Well, this is some worrying news: based on this study of 13 million people in Nature Medicine, COVID-19 vaccines only reduce Long Covid risk by 15%, with the largest risk reduction in blood clots and pulmonary sequelae, but less protection of other organ systems. Also, post-vaccination, immunocompromised people have a higher risk of Long Covid than others. As the author says: “Now that we know that vaccines are not sufficient as a sole line of defense, we need to urgently develop and deploy additional layers of protection to reduce risk of Long Covid. These may include vaccines specifically designed to reduce risk of Long Covid, and therapeutics that could be taken in the acute phase to reduce risk. Paxlovid and other antivirals must be urgently tested in trials for Long Covid.” (via Akiko Iwasaki)

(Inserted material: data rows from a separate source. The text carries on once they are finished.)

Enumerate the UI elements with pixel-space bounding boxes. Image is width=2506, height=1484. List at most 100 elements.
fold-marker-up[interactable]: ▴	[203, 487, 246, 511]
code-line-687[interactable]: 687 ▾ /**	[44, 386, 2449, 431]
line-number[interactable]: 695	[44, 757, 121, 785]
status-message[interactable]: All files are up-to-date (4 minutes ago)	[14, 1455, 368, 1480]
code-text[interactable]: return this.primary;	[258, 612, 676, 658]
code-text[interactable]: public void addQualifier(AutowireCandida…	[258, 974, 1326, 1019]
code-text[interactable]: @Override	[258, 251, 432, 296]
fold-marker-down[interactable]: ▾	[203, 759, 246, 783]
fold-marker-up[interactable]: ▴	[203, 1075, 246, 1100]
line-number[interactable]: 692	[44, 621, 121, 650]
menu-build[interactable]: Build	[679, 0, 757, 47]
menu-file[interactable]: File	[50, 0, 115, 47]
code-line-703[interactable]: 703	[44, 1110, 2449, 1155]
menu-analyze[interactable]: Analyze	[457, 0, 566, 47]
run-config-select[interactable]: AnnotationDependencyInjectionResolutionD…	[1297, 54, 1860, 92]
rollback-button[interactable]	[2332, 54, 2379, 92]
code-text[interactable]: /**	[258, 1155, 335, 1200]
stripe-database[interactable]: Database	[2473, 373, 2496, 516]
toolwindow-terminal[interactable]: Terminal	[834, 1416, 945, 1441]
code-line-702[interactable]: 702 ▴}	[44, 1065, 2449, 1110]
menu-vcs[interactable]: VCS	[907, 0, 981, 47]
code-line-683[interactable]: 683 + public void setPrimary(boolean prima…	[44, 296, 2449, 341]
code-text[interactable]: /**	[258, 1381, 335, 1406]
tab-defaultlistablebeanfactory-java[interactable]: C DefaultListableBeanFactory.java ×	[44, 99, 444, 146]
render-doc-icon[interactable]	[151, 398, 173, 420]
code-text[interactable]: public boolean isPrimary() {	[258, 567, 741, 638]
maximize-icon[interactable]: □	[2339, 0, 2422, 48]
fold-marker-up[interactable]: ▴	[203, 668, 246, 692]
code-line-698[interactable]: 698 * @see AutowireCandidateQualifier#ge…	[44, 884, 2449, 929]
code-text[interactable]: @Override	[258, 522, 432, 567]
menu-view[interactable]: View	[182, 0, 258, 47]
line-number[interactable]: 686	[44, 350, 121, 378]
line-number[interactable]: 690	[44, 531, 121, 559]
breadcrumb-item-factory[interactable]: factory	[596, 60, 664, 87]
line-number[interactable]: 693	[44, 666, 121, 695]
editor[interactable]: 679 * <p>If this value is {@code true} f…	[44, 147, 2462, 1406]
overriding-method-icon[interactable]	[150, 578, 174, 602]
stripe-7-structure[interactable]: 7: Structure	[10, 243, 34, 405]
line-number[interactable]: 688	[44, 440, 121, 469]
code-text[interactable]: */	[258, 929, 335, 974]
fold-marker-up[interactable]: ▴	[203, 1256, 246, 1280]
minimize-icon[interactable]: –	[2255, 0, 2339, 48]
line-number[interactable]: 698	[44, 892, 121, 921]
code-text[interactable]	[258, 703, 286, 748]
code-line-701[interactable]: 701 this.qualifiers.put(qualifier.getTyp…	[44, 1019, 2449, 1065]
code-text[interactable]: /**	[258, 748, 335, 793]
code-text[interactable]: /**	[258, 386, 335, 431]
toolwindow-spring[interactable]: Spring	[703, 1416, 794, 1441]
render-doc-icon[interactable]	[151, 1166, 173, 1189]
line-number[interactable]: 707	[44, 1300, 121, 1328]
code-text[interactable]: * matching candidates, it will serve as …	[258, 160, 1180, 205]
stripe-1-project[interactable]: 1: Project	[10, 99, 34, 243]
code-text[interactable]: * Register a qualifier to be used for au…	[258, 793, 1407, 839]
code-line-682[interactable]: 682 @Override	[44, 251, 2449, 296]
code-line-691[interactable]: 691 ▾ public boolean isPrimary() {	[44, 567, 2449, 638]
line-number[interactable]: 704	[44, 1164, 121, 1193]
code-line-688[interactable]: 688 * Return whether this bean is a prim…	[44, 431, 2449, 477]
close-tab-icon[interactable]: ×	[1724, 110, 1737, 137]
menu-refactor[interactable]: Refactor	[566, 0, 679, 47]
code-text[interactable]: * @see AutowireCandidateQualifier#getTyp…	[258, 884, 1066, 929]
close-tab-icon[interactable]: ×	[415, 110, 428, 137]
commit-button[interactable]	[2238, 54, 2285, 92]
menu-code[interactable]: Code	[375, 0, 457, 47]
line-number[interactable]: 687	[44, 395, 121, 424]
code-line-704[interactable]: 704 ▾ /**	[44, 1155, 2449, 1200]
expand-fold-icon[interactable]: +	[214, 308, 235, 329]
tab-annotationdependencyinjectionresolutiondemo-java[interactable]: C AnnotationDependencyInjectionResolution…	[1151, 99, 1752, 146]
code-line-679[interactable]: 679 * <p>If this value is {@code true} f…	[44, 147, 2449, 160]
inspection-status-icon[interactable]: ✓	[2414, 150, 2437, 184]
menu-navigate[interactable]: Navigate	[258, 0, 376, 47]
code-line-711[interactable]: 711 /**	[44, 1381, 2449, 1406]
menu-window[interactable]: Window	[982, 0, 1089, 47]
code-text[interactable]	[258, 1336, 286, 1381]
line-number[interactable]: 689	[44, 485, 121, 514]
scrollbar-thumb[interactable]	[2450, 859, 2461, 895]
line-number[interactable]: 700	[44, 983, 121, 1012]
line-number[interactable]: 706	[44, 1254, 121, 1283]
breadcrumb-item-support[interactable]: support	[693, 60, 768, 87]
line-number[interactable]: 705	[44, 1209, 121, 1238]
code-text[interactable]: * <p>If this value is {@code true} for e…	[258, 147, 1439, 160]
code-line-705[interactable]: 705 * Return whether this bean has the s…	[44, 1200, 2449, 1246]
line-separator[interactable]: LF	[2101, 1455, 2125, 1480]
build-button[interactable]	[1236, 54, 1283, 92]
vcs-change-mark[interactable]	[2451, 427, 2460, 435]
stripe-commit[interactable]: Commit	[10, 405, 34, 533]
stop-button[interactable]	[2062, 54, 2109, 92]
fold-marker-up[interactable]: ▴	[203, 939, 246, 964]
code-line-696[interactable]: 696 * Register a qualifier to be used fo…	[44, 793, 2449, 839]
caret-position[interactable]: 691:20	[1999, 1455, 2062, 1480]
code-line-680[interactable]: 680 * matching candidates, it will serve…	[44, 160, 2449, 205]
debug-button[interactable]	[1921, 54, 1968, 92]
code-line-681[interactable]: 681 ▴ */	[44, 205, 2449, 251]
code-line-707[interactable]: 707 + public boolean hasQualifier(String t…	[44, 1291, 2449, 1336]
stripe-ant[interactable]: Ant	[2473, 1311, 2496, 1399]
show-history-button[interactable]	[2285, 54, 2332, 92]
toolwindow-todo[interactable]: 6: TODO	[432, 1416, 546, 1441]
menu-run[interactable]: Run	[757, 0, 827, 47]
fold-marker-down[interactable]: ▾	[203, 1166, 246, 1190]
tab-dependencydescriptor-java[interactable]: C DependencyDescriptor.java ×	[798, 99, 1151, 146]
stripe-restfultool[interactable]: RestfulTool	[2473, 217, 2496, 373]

New PNAS paper, discussed in this week’s TWiV episode — _The risk of COVID-19 death is much greater and age dependent with type I IFN autoantibodies_:
There is growing evidence that pre-existing autoantibodies neutralizing type I interferons (IFNs) are strong determinants of life-threatening COVID-19 pneumonia. It is important to estimate their quantitative impact on COVID-19 mortality upon SARS-CoV-2 infection, by age and sex, as both the prevalence of these autoantibodies and the risk of COVID-19 death increase with age and are higher in men. Using an unvaccinated sample of 1,261 deceased patients and 34,159 individuals from the general population, we found that autoantibodies against type I IFNs strongly increased the SARS-CoV-2 infection fatality rate at all ages, in both men and women. Autoantibodies against type I IFNs are strong and common predictors of life-threatening COVID-19. Testing for these autoantibodies should be considered in the general population.I would have thought that type I interferons are a fairly critical part of the immune system, and the idea that people are happily walking about with autoantibodies to them is pretty crazy, but that seems to be the implication here.